Skizze zur Frühgeschichte des Bundesverbandes
Von Erik Fischer
Organisationen und Vereine erwecken bei ihren Mitgliedern oftmals den Eindruck einer großen Kontinuität und Beständigkeit, der die Erinnerungen an kleinere Kursänderungen oder sogar tiefergreifende Umbrüche verblassen lässt. Deshalb erscheint es nach dem langen Weg, den die »Westpreußen in der Fremde« nun schon zurückgelegt haben, besonders reizvoll, zur Selbstvergewisserung einmal einen intensiveren Blick zurück zu werfen. – Selbstverständlicherweise wird daraus noch ein umfangreicheres Projekt entstehen, von dem in diesem Fokus zunächst nur einige wenige Perspektiven angedeutet werden können.
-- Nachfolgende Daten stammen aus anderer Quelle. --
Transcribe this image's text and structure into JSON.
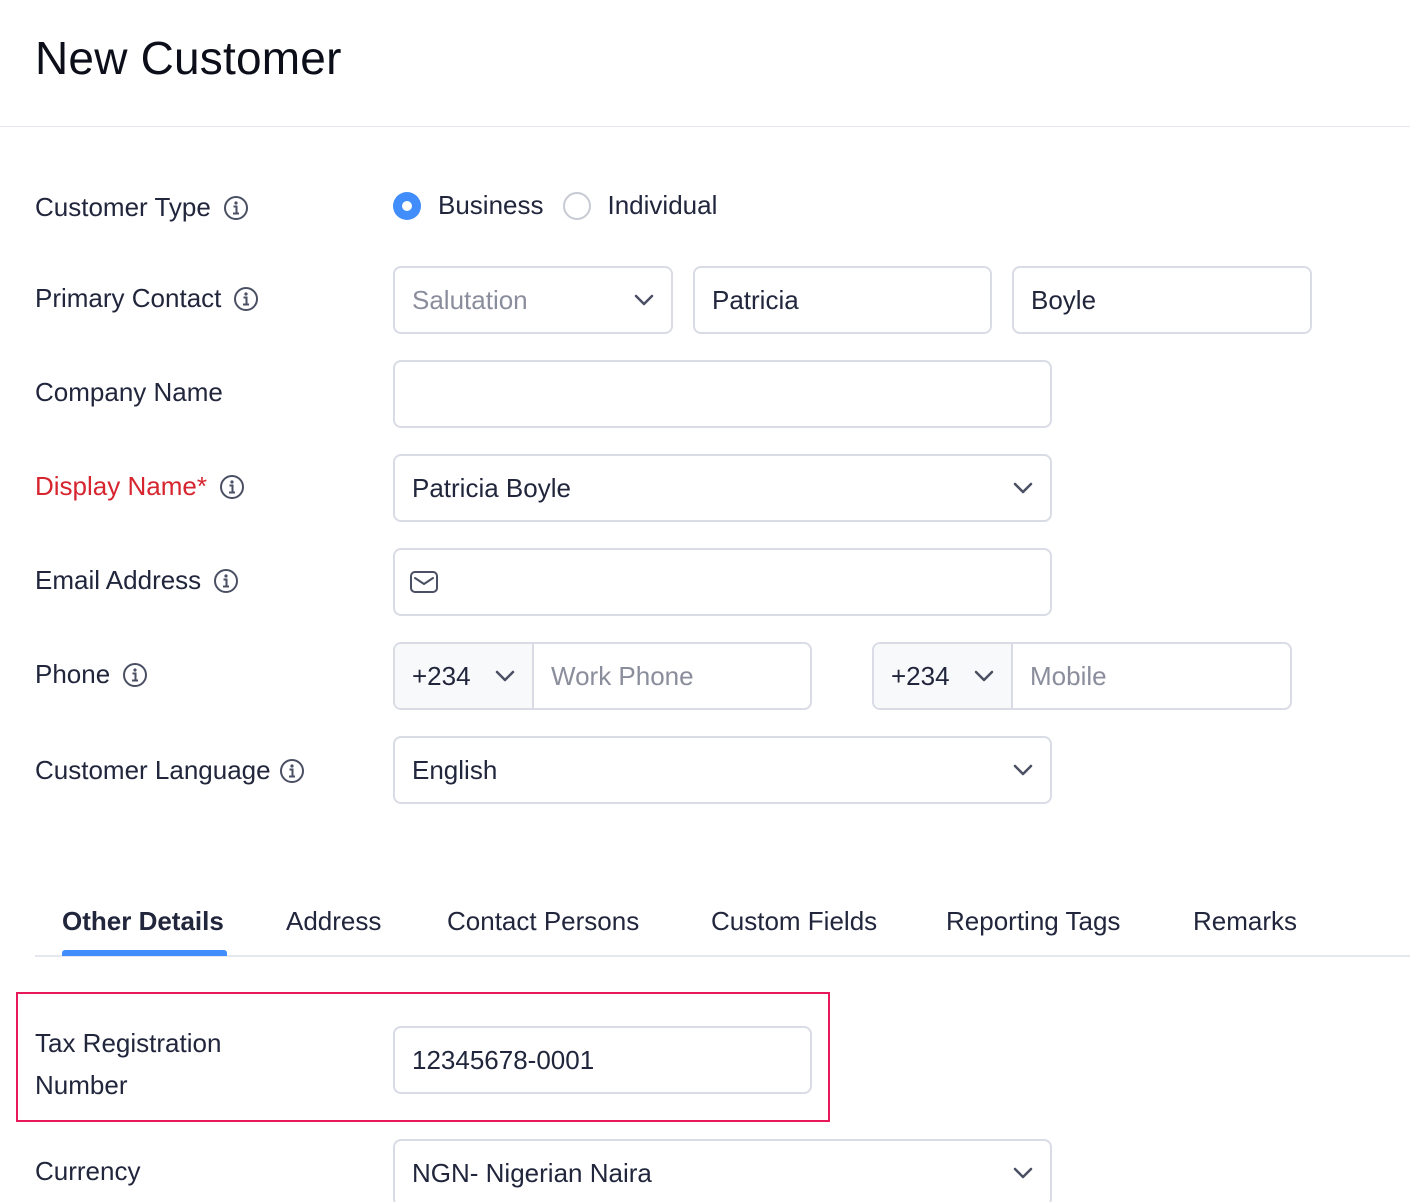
{
  "page": {
    "title": "New Customer"
  },
  "form": {
    "customer_type": {
      "label": "Customer Type",
      "options": [
        "Business",
        "Individual"
      ],
      "selected": "Business"
    },
    "primary_contact": {
      "label": "Primary Contact",
      "salutation_placeholder": "Salutation",
      "first_name": "Patricia",
      "last_name": "Boyle"
    },
    "company_name": {
      "label": "Company Name",
      "value": ""
    },
    "display_name": {
      "label": "Display Name*",
      "value": "Patricia Boyle"
    },
    "email": {
      "label": "Email Address",
      "value": ""
    },
    "phone": {
      "label": "Phone",
      "work_code": "+234",
      "work_placeholder": "Work Phone",
      "mobile_code": "+234",
      "mobile_placeholder": "Mobile"
    },
    "language": {
      "label": "Customer Language",
      "value": "English"
    }
  },
  "tabs": [
    {
      "label": "Other Details",
      "active": true
    },
    {
      "label": "Address"
    },
    {
      "label": "Contact Persons"
    },
    {
      "label": "Custom Fields"
    },
    {
      "label": "Reporting Tags"
    },
    {
      "label": "Remarks"
    }
  ],
  "other_details": {
    "tax_registration": {
      "label_line1": "Tax Registration",
      "label_line2": "Number",
      "value": "12345678-0001"
    },
    "currency": {
      "label": "Currency",
      "value": "NGN- Nigerian Naira"
    }
  },
  "colors": {
    "accent": "#408dfb",
    "required": "#d6252f",
    "highlight": "#e8195b",
    "border": "#dadce5"
  },
  "icons": {
    "info": "info-icon",
    "chevron": "chevron-down-icon",
    "email": "envelope-icon"
  }
}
Wer heute die Website des Bundes der Vertriebenen besucht und dort die Unterseite der Mitglieder aufruft, findet erwartungsgemäß auch die Westpreußische Gesellschaft; denn die hier verzeichneten Landsmannschaften bilden tendenziell alle früheren preußischen Provinzen und anderen ehemaligen Siedlungsgebiete der Deutschen im östlichen Europa ab. Bevor es überhaupt zu einer solchen »flächendeckenden« Konzeption kommen konnte, mussten die Westpreußen sich allerdings erst noch einige Voraussetzungen dafür schaffen, um sich als autonome und legitime Interessenvertretung etablieren zu können.
Ein ostdeutscher Stamm ohne Land
Als in den westlichen Besatzungszonen drei Jahre nach dem Kriegsende das Koalitionsverbot der Alliierten allmählich gelockert wurde und sich Landesflüchtlingsausschüsse bilden konnten, fanden sich auch landsmannschaftliche Gruppierungen zusammen: Schon Ende Juli 1948 erhielt der Bund der Danziger (BdDA) seitens der Militärregierung die Genehmigung, seine Arbeit aufzunehmen; und Anfang Oktober desselben Jahres gründete sich in Hamburg die Landsmannschaft Ostpreußen (LO).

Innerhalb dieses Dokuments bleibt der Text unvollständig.